Elon Musk Claims Tesla Employee’s Fatal Crash Had Nothing to Do With Full-Self-Driving

Elon Musk Claims Tesla Employee’s Fatal Crash Had Nothing to Do With Full-Self-Driving

Elon Musk is taking issue with a report from the Washington Post published Tuesday detailing what the newspaper described as potentially the first death from Tesla’s Full-Self-Driving feature in 2022. Musk claims the autonomous driving feature was never even downloaded, though the billionaire CEO didn’t provide evidence to back up his claim.

“He was not on FSD. The software had unfortunately never been downloaded. I say ‘unfortunately’, because the accident probably would not have happened if FSD had been engaged,” Musk wrote on X early Wednesday in response to a tweet from a user questioning what really happened.

The fatal car crash, which happened in 2022, involved a Tesla employee named Hans von Ohain who was driving just outside Denver, Colorado with a passenger who survived. The passenger, identified by the Post as Erik Rossiter, claims von Ohain was using Full Self-Driving at the time of the crash on a mountain road and even quotes the surviving passenger about an alleged incident just before the crash.

From the Washington Post report:

The car’s driver-assistance software, Full Self-Driving, was struggling to navigate the mountain curves, forcing von Ohain repeatedly to yank it back on course.

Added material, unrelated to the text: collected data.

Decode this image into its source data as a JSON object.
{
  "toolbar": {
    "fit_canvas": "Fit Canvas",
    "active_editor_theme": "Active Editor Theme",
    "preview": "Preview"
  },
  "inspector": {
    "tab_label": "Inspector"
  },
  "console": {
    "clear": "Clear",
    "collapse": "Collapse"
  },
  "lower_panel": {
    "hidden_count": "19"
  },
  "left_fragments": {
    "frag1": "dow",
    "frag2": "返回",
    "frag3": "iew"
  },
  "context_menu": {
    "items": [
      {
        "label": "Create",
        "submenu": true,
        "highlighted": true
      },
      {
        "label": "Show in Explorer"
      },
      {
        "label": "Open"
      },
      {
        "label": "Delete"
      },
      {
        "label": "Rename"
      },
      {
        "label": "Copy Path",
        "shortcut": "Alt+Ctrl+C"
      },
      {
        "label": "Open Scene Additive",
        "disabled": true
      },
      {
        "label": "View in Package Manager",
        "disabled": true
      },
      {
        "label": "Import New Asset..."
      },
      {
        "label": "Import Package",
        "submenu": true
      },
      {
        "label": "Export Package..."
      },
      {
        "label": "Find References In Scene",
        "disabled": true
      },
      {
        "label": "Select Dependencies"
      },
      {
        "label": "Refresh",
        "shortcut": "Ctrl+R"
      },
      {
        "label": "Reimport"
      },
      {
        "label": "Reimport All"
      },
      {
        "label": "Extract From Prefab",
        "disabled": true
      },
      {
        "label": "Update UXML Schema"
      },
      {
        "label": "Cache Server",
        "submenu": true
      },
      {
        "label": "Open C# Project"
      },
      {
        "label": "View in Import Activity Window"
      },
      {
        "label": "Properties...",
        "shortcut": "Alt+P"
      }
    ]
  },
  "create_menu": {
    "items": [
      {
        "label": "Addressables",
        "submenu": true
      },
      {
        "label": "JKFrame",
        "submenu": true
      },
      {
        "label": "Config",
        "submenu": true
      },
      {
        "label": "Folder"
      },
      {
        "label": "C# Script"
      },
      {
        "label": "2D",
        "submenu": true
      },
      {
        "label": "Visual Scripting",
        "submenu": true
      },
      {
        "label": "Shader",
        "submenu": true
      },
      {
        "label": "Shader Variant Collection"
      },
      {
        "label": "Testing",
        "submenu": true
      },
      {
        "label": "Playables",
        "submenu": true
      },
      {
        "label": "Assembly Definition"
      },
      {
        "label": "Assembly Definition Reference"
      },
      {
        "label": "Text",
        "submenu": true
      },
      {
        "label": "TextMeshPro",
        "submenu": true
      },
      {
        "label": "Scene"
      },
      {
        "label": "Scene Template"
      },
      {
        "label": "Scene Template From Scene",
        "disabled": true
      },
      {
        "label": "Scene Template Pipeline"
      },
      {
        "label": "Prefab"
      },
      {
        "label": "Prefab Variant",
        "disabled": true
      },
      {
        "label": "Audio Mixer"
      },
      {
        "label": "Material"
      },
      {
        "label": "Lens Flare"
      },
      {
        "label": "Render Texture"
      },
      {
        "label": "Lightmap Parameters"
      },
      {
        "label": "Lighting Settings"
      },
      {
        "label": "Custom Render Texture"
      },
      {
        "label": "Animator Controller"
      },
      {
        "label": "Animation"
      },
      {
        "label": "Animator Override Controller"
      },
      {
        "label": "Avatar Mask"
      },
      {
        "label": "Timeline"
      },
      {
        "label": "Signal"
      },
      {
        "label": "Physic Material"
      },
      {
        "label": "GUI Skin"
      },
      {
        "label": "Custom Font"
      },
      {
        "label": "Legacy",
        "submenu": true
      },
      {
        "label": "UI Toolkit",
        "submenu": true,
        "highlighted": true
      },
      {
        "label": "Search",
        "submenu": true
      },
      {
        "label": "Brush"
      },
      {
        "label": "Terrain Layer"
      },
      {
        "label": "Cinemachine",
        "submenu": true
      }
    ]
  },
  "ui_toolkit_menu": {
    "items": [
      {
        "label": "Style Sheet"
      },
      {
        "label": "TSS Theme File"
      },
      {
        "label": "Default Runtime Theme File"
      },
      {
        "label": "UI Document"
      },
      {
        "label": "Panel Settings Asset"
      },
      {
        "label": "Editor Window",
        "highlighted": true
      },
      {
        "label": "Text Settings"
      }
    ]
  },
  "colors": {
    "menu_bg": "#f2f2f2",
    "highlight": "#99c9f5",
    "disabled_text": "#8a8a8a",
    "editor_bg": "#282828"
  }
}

“The first time it happened, I was like, ‘Is that normal?’” recalled Rossiter, who described the five-mile drive on the outskirts of Denver as “uncomfortable.” “And he was like, ‘Yeah, that happens every now and then.’”

Rossiter reportedly told emergency responders the Tesla Model 3 was using an “auto-drive feature on the Tesla” that “just ran straight off the road,” quotes from the Post that appear in a 911 call from the incident. Gizmodo could not independently verify the words used in the call.

To complicate matters further, both von Ohain and Rossiter were drunk on the night of the crash, with von Ohain registering a blood alcohol level of 0.26, well over the legal limit of 0.08. But von Ohain’s widow insists it doesn’t matter whether her late husband was drunk at the time of the crash.

“Regardless of how drunk Hans was, Musk has claimed that this car can drive itself and is essentially better than a human,” the widow, Nora Bass, told the Post.

Investigators in Colorado have been looking into the crash, though information has been difficult to obtain given the intensity of the fire.

From the Washington Post:

Colorado police were unable to access data from the car because of the intensity of the fire, according to the investigation report, and Tesla said it could not confirm that a driver-assistance system had been in use because it “did not receive data over-the-air for this incident.” Madden said the remote location may have hindered communications.

Full Self-Driving has been a lightning rod of controversy in recent years. Technically, drivers are supposed to remain attentive to the road while using FSD and are solely responsible for any accidents that may occur. But the name alone gives customers the impression the Tesla feature means the car will drive itself—an understandable expectation with a name like “Full Self-Driving.”

Critics of FSD point out that its experimental nature makes everyone on public roads guinea pigs for a very new technology, whether we’ve opted in on the experiment or not. And several lawsuits have been filed across the country over the emerging tech.

But Tesla and Musk have previously defended the tech as more safe than human drivers. And that brings us to one of the big questions surrounding autonomous driving technology, even before Tesla released its FSD software: If roughly 40,000 Americans die on our roads every year, how many deaths are acceptable if everyone is using driverless cars? Getting down to 30,000 or even mere hundreds of deaths would be an improvement, but then who’s responsible when things go wrong? The expectation, rightly or wrongly, is that robot drivers need to be perfect. Again, this question was anticipated long before driverless cars became a reality.

Tesla did not immediately respond to questions emailed Wednesday.